The following data pertains to the plan:
Year 2: |
|
Defined benefit obligation, January 1st: | $30,000 |
Fair Value of Plan Assets, January 1st: | $20,000 |
Plan amendment during year 1 resulting in additional benefits payable to employee group | $10,000 |
Actuarial revaluation of DBO (increase) | $3,000 |
Funding of plan assets during Year | $4,500 |
Current service cost | $3,500 |
Benefits paid to retirees | $1,200 |
Fair Value of Plan Assets, Dec. 31st, Year 2. | $24,800 |
Actual return on Plan Assets | $1,500 |
Year 3: |
|
Actuarial revaluation of DBO (increase) | $600 |
Funding of plan assets | $3,000 |
Current service cost | $4,000 |
Benefits paid to retirees | $4,000 |
Fair Value of Plan Assets, Dec. 31st, Year 3. | $23,950 |
Actual return on Plan Assets | $150 |
Additional information:
- The company has a December 31st, year-end.

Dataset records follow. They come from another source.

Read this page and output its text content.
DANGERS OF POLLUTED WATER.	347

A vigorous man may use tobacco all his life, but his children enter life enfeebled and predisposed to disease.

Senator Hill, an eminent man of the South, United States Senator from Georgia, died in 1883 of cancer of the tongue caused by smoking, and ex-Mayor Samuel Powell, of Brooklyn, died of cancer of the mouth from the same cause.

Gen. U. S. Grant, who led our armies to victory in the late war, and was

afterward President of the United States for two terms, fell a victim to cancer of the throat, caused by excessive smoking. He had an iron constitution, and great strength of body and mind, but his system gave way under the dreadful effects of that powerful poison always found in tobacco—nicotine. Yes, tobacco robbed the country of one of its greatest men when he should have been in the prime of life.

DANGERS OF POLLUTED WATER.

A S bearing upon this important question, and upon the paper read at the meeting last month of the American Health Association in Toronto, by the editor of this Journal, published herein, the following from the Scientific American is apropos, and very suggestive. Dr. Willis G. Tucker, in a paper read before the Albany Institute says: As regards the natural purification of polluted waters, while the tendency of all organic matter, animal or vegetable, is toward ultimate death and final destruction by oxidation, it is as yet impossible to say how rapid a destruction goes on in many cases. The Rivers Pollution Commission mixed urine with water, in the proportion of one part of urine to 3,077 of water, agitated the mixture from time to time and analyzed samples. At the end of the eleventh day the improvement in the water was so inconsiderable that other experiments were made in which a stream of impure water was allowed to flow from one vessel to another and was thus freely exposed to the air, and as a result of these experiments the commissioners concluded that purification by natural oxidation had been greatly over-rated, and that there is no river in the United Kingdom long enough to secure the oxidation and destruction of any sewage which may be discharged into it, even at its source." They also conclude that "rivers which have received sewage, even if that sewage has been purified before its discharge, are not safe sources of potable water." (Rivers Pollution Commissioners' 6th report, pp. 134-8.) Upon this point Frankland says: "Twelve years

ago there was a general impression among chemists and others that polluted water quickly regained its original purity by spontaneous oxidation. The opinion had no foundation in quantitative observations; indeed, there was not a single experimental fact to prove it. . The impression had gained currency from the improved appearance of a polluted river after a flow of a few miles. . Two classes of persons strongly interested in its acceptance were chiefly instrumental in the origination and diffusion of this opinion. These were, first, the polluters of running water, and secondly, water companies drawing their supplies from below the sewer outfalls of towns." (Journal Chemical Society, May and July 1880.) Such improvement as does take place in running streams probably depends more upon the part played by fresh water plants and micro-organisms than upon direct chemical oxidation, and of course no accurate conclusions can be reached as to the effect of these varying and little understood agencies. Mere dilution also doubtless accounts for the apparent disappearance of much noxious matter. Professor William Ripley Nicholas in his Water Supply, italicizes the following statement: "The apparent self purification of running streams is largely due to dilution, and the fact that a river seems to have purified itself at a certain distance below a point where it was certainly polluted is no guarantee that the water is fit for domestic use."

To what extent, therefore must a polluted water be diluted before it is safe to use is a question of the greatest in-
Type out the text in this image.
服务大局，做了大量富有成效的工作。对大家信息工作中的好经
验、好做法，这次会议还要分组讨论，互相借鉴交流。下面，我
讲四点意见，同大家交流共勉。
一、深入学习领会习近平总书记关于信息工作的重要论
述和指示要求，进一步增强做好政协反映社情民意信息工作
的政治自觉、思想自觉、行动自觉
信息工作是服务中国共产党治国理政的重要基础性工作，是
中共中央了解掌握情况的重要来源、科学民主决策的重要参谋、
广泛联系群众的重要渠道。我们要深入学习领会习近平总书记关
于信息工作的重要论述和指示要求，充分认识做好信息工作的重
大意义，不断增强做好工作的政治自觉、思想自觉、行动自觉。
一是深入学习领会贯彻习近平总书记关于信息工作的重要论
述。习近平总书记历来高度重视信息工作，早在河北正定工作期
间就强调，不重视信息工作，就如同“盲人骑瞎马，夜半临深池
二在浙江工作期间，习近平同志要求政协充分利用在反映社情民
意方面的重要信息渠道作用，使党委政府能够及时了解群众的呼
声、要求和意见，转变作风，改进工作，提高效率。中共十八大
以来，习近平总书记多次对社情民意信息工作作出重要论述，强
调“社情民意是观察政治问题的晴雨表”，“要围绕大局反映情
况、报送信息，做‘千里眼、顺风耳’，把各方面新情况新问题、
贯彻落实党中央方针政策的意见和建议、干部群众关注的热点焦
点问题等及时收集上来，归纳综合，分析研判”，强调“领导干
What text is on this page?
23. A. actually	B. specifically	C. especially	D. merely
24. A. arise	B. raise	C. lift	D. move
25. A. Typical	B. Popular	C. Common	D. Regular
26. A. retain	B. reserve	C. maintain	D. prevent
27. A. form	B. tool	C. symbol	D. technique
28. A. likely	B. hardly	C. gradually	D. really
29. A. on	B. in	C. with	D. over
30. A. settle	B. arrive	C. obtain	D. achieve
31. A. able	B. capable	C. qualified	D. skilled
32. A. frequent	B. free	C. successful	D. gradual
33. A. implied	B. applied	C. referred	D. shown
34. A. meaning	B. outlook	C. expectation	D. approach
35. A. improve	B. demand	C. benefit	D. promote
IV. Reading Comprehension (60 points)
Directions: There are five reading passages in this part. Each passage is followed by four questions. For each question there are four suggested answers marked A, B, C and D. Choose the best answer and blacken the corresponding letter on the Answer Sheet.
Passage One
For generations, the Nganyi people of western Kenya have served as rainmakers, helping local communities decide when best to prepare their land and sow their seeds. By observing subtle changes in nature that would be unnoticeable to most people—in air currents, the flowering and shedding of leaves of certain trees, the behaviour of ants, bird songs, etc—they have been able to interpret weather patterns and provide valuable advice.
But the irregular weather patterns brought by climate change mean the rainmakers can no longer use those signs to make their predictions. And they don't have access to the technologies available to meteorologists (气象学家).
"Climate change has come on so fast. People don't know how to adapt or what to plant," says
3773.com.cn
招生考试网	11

- The plan is non-contributory.
- The company's long-term debt is subject to a 6% discount rate.
Provide the answer to the following:
a) Masterson's pension expense as per IFRS for Year 2 would be?
b) What would be the balance in the Defined Pension Liability/Asset account at the end of year 2? Indicate Dr or Cr as well as amount.
c) Is Masterson's defined benefit plan, at Dec 31, Year 2 underfunded or overfunded and by how much?
d) Masterson's Statement of Financial Position under IFRS for Year 2 would show a year end balance in Accumulated Other Comprehensive Income (AOCI) of how much, assuming the opening balance was 0. Please indicate amount and Dr. or Cr. balance.
e) Masterson's pension expense as per IFRS for Year 3 would be reported as?